Madame de Scudemor avait repris son impassibilité, mais elle était accentuée d’une tristesse encore plus déprise que de coutume. Sa vie et celle d’Allan étaient rentrées dans le lit où elles coulaient, distinctes et réunies ; mais, pour ces deux existences l’une dans l’autre sans se mêler jamais, il n’y avait que deux Océans amers, il n’y avait pas de douce Aréthuse ! Depuis qu’elle avait manqué de réaliser son beau poème de machiavélisme, la dernière tentative de sa pitié inconsolable, madame de Scudemor s’était résignée… si ce parti-pris sur soi-même, d’une réalité d’impossible, sèche et irrévocable, peut s’appeler du nom presque religieux de résignation.

Allan l’aimait à présent du sentiment de tous ses torts vis-à-vis d’elle. Il ne se croyait plus le droit d’une plainte. Il acceptait, comme pour se laver à ses propres yeux, le malheur contre lequel il s’était sans cesse brisé le cœur. « Il ne faut pas souffrir à demi », a dit quelqu’un. D’abord la douleur irrite, puis elle endurcit, mais à force de souffrir, on s’améliore. L’ananas ne mûrit que sous un soleil qui corrode, et l’orange resterait acide si le ciel était toujours doux. Ce qu’on a beaucoup moins observé, peut-être, c’est que rien dans une âme droite et noble n’est perfectionnant comme un tort. Les natures qui n’ont jamais failli, sans réparation vis-à-vis d’elles-mêmes et des autres, n’ont pas la vitesse de bien faire de celles qui trébuchèrent une fois. Allan valut mieux depuis qu’il eut été si coupable, — et le sentiment de son reproche intérieur fut une purification de son amour.

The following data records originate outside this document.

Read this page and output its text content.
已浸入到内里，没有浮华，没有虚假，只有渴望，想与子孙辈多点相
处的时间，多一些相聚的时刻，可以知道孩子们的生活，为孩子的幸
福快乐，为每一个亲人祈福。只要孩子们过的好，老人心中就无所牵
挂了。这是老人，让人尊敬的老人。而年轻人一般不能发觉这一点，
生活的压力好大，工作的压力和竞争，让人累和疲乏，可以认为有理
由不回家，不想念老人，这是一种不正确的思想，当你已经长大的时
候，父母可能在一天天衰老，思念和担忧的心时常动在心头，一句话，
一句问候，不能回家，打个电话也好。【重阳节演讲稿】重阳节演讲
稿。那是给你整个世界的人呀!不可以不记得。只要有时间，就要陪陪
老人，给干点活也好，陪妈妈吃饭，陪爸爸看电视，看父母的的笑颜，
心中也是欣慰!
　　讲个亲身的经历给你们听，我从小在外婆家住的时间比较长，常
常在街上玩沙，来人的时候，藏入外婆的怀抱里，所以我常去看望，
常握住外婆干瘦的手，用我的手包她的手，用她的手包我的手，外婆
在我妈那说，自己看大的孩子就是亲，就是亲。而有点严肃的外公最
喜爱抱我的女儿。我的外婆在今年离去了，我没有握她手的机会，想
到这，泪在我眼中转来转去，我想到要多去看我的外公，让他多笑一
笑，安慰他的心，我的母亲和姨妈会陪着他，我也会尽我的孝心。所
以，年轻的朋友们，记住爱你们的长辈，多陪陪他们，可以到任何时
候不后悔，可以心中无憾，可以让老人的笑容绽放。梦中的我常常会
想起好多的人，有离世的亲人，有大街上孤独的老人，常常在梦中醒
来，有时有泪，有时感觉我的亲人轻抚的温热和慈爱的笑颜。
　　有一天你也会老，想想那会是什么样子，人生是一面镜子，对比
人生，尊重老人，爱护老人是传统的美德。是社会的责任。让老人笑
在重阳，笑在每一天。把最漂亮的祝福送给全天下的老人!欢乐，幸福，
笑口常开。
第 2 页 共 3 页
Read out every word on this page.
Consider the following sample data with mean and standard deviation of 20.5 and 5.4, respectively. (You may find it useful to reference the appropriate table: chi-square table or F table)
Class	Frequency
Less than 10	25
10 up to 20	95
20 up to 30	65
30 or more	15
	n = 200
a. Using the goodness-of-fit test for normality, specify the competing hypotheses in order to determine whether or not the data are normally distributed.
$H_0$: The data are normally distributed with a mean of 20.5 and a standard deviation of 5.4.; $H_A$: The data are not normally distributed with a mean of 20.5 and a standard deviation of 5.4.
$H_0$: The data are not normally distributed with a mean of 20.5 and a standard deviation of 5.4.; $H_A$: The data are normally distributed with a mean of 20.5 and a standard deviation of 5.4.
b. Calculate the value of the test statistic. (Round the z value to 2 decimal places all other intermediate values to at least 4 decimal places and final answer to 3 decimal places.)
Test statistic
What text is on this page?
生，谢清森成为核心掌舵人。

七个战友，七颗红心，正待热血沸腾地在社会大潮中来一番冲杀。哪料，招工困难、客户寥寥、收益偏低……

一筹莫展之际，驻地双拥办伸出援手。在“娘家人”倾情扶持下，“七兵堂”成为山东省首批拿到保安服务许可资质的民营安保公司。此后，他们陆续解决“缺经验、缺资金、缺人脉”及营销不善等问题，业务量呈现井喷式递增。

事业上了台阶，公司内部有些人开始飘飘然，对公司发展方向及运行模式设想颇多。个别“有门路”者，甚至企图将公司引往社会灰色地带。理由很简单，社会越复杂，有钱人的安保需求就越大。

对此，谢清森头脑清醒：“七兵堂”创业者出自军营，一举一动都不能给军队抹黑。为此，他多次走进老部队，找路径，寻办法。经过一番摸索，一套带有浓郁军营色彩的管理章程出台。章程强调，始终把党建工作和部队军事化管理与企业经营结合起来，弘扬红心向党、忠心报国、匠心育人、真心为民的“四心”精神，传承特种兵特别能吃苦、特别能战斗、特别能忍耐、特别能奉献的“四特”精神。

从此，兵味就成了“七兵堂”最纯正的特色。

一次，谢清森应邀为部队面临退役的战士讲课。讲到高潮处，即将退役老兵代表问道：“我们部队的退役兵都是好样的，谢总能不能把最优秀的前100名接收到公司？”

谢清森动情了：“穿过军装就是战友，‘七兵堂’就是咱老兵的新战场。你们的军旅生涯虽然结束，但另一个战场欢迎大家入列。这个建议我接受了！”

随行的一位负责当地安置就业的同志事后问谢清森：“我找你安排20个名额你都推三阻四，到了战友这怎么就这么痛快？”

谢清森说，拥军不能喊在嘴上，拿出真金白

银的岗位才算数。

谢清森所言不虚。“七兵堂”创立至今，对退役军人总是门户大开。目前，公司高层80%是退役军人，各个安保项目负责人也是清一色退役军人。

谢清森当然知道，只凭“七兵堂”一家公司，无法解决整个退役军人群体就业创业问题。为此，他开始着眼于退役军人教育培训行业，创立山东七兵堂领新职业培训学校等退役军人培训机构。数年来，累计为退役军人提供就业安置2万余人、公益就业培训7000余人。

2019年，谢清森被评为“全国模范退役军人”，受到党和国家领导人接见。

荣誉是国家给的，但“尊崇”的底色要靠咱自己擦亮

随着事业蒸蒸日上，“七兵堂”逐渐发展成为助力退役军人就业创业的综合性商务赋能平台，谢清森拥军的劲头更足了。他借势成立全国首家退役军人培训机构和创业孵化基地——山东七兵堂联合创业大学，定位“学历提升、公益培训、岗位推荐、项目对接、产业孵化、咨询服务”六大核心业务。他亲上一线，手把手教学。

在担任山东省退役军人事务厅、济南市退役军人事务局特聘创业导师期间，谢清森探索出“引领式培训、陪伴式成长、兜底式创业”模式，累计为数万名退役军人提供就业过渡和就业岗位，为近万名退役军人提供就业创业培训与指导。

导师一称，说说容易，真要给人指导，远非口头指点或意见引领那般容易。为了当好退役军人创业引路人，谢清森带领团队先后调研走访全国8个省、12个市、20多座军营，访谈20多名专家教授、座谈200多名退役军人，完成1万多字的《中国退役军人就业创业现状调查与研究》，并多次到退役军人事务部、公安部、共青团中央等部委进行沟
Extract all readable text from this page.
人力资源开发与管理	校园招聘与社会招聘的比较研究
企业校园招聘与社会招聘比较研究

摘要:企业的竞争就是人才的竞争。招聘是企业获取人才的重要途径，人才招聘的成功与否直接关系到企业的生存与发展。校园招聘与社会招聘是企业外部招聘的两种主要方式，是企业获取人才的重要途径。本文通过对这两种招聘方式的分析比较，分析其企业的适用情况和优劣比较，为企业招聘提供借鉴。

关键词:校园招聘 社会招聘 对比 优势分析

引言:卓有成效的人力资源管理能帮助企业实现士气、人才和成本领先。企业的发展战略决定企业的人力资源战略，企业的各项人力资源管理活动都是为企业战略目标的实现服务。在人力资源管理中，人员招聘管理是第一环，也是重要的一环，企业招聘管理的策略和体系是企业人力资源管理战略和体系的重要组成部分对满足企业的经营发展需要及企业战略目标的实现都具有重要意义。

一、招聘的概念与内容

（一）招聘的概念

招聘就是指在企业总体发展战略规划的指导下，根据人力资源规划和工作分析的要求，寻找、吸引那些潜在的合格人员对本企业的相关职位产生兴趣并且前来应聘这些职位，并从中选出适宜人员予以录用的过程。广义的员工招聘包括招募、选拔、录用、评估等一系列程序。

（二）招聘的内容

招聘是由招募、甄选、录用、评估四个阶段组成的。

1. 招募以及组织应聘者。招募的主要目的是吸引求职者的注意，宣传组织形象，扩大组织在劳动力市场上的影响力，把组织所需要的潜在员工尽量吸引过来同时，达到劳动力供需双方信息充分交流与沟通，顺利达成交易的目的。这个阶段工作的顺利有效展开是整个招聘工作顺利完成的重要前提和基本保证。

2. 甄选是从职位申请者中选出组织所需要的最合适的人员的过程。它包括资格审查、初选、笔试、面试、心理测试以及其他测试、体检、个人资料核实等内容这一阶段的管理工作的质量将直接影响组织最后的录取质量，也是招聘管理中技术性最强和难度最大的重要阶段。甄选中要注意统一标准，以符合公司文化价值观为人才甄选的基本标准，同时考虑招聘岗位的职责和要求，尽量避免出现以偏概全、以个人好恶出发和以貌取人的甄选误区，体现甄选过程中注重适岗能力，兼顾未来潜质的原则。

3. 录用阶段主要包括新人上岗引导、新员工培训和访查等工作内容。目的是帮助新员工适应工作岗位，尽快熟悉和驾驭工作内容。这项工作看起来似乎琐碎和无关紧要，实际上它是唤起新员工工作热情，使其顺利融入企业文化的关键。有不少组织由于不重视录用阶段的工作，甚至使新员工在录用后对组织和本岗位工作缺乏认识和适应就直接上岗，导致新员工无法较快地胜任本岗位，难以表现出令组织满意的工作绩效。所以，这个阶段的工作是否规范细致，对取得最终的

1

Il lui en parlait souvent, et il entremêlait ce qu’il lui disait de pardons demandés et accordés toujours. Son amour ne perdait plus maintenant son respect dans les familiarités de la passion. Cet homme renouvelé, mais non changé, n’osait même plus la caresse. Il était devenu, de possesseur, amant ; de maître, esclave ; quoiqu’elle ne fût pas plus reine que jamais. Les portes restaient fermées la nuit. Nul pas ne s’entendait dans les vestibules, et les faits du mariage — cette indécence quand ce n’est pas une sainteté — n’accusaient plus la mésalliance de ces deux cœurs. Cela devait-il durer longtemps ?… Est-il vrai que l’homme vive mieux de ses désirs quand il ne les a pas apaisés ?… Allan verrait-il son amour rongé par le repentir comme par une maladie lente ? Et qui devait succomber dans la lutte, de la passion ou bien du remords ?… Ah ! lorsque vous l’avez acclimatée en vous, cette passion dangereuse, elle ne meurt plus que de sa belle mort et — à la confusion de la nature humaine ! — le remords vigoureux, acharné, jeune quand on la croyait vieillie, meurt le premier, sous les habitudes de cette passion invétérée, comme sous les embrassements visqueux d’un polype…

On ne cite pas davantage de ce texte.